This review is spoiler-free. (You’re welcome!)
Every time I read a book for which there is a movie counterpart, I am concerned that the movie will “ruin” the book. If you’re a reader, you know: rare is the movie that lives up to its book. Even more seldom, then, does the movie improve upon the book.
Though Taylor did make some changes to Kathryn Stockett’s original novel and though he presented some surprises, they were all pleasant ones. Every plot detail he chose to tweak was conceived to improve the story. As a reader, I felt treated to surprises he incorporated into the movie. Little things, like innocent-looking pies, foreshadowed hints to what I knew was to come.
I went into the theater wanting to meet Celia most, as she was easily my favorite character in the novel. Having met the characters “in person” now, though, she is one of a handful of favorites. I loved Skeeter’s more outspoken nature, Aibie’s obvious love for all her children, and Minny’s rarely-shown tender side. The characters weren’t just dressed for the part, they became the people who’d formed in my imagination. Some of the minor characters were narrow, of course, but the ones I loved most were well-developed and satisfying.

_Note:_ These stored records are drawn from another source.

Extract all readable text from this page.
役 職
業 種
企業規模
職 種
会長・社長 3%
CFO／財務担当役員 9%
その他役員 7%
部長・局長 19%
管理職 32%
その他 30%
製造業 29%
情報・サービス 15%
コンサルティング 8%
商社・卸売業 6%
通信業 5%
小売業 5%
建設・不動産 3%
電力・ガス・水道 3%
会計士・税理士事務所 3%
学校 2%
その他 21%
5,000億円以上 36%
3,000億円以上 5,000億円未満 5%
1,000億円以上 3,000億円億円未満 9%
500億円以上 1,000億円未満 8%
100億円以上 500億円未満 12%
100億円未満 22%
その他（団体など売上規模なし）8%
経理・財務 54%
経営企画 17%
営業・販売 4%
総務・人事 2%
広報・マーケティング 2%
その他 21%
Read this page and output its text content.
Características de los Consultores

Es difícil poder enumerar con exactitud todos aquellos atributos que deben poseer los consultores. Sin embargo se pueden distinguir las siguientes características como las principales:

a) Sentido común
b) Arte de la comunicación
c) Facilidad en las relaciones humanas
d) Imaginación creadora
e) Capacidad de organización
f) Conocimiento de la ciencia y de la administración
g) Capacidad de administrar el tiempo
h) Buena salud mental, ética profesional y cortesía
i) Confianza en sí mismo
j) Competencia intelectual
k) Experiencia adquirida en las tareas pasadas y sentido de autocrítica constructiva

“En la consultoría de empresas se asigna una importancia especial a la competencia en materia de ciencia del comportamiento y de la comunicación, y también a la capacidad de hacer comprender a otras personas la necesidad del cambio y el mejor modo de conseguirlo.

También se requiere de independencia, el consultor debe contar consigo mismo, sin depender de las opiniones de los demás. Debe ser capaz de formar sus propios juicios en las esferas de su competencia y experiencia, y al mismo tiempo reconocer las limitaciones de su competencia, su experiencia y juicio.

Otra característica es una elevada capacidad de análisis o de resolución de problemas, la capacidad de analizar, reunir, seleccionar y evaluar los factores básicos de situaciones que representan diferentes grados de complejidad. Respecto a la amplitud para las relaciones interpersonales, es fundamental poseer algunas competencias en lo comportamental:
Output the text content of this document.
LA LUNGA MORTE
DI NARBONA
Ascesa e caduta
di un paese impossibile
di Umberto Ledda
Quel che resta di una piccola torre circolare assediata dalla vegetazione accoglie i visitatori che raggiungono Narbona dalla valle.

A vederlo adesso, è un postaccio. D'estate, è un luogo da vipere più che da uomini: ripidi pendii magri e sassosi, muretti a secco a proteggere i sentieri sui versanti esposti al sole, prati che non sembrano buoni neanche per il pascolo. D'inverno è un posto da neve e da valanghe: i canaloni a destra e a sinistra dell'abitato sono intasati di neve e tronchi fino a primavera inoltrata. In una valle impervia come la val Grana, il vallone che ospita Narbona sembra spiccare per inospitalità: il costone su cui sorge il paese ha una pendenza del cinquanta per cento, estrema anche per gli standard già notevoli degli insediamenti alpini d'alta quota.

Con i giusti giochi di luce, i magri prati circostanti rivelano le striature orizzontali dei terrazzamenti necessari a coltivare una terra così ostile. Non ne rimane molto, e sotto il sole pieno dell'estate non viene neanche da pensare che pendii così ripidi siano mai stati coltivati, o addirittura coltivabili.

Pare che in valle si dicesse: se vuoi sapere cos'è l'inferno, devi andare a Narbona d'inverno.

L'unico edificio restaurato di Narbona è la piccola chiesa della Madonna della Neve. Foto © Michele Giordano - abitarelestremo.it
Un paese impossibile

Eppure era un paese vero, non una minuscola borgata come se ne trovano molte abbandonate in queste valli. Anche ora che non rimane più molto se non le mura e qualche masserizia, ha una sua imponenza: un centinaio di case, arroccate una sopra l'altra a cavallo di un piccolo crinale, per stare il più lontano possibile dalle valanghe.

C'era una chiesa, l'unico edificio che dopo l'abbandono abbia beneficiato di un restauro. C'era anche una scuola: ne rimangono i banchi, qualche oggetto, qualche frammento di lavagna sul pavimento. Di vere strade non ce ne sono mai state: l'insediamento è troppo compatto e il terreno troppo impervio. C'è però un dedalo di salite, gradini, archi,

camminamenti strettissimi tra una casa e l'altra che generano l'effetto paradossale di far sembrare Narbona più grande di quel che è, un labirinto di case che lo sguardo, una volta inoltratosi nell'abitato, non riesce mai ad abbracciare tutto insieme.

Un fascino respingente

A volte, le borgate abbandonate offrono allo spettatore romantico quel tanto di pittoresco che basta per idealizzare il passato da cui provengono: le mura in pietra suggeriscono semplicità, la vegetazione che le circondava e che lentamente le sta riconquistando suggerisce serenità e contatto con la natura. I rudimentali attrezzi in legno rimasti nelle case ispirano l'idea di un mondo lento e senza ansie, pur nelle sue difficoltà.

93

What made me happiest was what I was struck with by the end of the movie. The strength of the theme: people are good. Maybe I’m idealistic (okay, I know I’m idealistic), but I want to believe in what Aibie tells her white babies: “you are kind, you are smart, you are important.” This movie told of horrific events in our lifetime, but it held the promise of better times to come.
The Help is rated PG-13 and is 137 minutes long. Its screenplay was written and directed by Tate Taylor, starring Emma Stone, Viola Davis, and Octavia Spencer. Watch a trailer, read the book if you’re so inclined, and go see it.